Senate Minority Leader Chuck Schumer speaks during a news conference following weekly policy luncheons on Capitol Hill

The Top Democrat In The Senate Now Supports Decriminalizing Marijuana

Schumer, the top Democrat in the Senate, announced his support Friday for decriminalizing marijuana, and said he'll introduce a bill to strip the drug from being listed as a federally controlled substance.

Recreational marijuana is now legal in nine states and the District of Columbia, while 29 states have laws allowing the drug for medicinal use.

Schumer unveiled his new position on HBO's "Vice News Tonight" where he was asked whether he had smoked pot before.

Schumer says his bill will be a step in the right direction aimed at removing the barrier to state legalization efforts. In January, the Pew Research Center found 61 percent of Americans supportive of legalization, with support reaching 70 percent among millennials.

In New York, Schumer's home state, the actress Cynthia Nixon is running an insurgent primary campaign against Gov. Andrew Cuomo, the incumbent, based in part on her support for legalizing marijuana.


NORML has given Schumer a B grade regarding his support for marijuana legislation (he co-sponsored the CARERS Act). By 2015, he had signed on to co-sponsor a bill to let states create their own medical cannabis laws without federal interference.

Matt House, Schumer's communications director, said in a tweet that the Senator will unveil the bill on Friday - 4/20, a day that has become a celebration of marijuana.

David Howard King recently surveyed the political landscape here in NY for legalization and concluded that the state is headed in that direction. But Attorney General Jeff Sessions has begun to crack down on the marijuana industry this year, angering lawmakers and cannabis growers in states where it is legal. There are two paths here: One is decriminalization of marijuana at the federal level and there's another path already being pursued in a bipartisan way by people like Sen. This is in order to ensure companies are not directing ads toward juveniles.
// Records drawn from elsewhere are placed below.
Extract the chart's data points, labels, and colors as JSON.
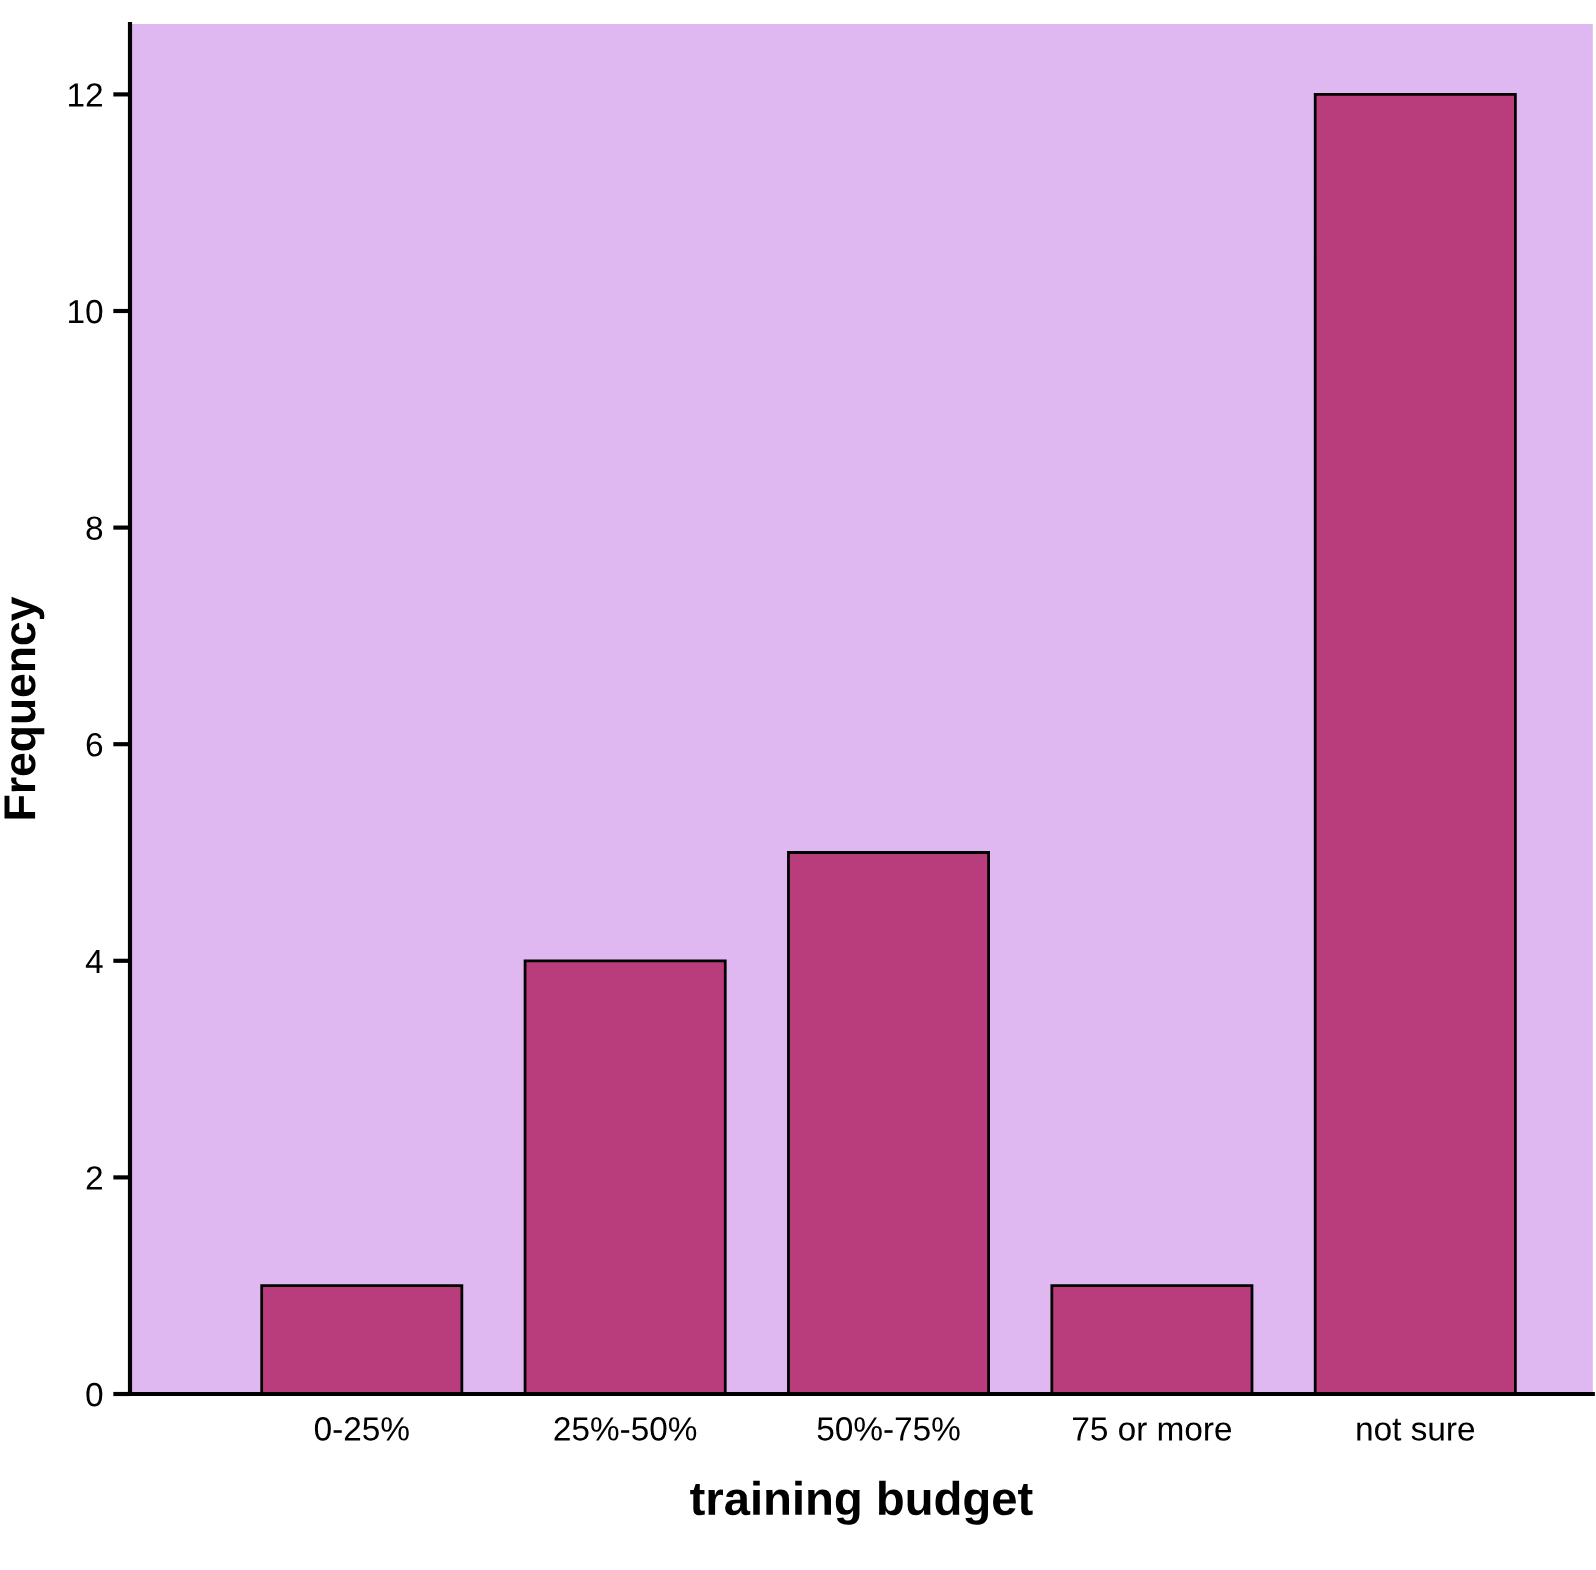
{
  "chart_data": {
    "type": "bar",
    "xlabel": "training budget",
    "ylabel": "Frequency",
    "categories": [
      "0-25%",
      "25%-50%",
      "50%-75%",
      "75 or more",
      "not sure"
    ],
    "values": [
      1,
      4,
      5,
      1,
      12
    ],
    "color": "#b93d7c",
    "ylim": [
      0,
      12.65
    ],
    "yticks": [
      0,
      2,
      4,
      6,
      8,
      10,
      12
    ],
    "grid": false,
    "legend": false
  }
}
That's a slight improvement from the previous Congress when legislation from Democratic Rep. Jared Polis of Colorado, calling for marijuana to be treated like alcohol, gained 19-co-sponsors in the House.

It's clear that African Americans and Latinos have been disproportionately impacted; approximately 80% of people in federal prison and 60% in state prison for drug offenses are black or Latino.